Parks left his boss’s side and headed to a glass-enclosed office off the signal room’s main floor.
Babbitt stayed where he was; he watched the image of the man below the microlight again. Gentry was now less than eighty feet above the ground, just a few moments from crossing over the outer wall of Sid’s dacha.
Babbitt reached behind him and, without taking his eyes from the screen, pulled a rolling chair away from a desk.

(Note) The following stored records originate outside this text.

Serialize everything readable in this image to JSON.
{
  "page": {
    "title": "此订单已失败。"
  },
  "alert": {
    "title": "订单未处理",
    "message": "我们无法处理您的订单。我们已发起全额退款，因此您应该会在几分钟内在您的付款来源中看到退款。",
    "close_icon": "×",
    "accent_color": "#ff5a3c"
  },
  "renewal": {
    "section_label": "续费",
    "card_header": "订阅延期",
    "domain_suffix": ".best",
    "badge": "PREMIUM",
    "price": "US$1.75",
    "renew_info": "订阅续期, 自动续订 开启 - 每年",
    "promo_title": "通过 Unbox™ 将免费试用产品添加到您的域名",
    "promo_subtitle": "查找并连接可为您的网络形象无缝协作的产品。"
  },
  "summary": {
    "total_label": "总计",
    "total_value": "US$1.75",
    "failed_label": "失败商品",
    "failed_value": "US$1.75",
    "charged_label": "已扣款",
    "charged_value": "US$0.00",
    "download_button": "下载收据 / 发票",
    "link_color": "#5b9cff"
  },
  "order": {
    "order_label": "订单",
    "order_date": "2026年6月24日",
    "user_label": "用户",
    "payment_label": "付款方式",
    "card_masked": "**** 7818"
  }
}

He sat down. “Ladies and gentlemen, there is nothing left for us to do but to sit back and observe a master at work. It’s not every day you get to watch the Gray Man kill in real time.”
THREE
Court hung halfway between the cockpit of the microlight, thirty-five feet above, and the bottom rung of the rope ladder, thirty-five feet below. A few weeks earlier, in a manner he tried to pass off as idle conversation, he’d asked his Russian glider instructor if someone could hang suspended from a microlight in flight, and the young man had looked at the American like he was insane. He explained that it could be done, in theory, if the wings were stabilized and the center of gravity of the suspended person was directly below the vehicle, but a craft the size Gentry was using could not handle the weight of two people and, needless to say, no one would be foolish enough to try such a stunt below the microlight with no one at the controls. Court laughed off his stupid question, nodded politely, and then went back to his room to fashion the hooks and straps to act as his copilot, and a rope ladder carriage that could pull from both sides of the cockpit equally.
Several times when flying alone over snow-covered fields south of Moscow, Gentry had sat in the microlight with his hands in his lap, the hooks and straps doing the flying. He’d also practiced power-off landings, piloting the craft back to earth without using the engine, usually placing his wheels within a few yards of his target touchdown point, although a few times he tumbled into the snow after coming down too fast and hitting too hard.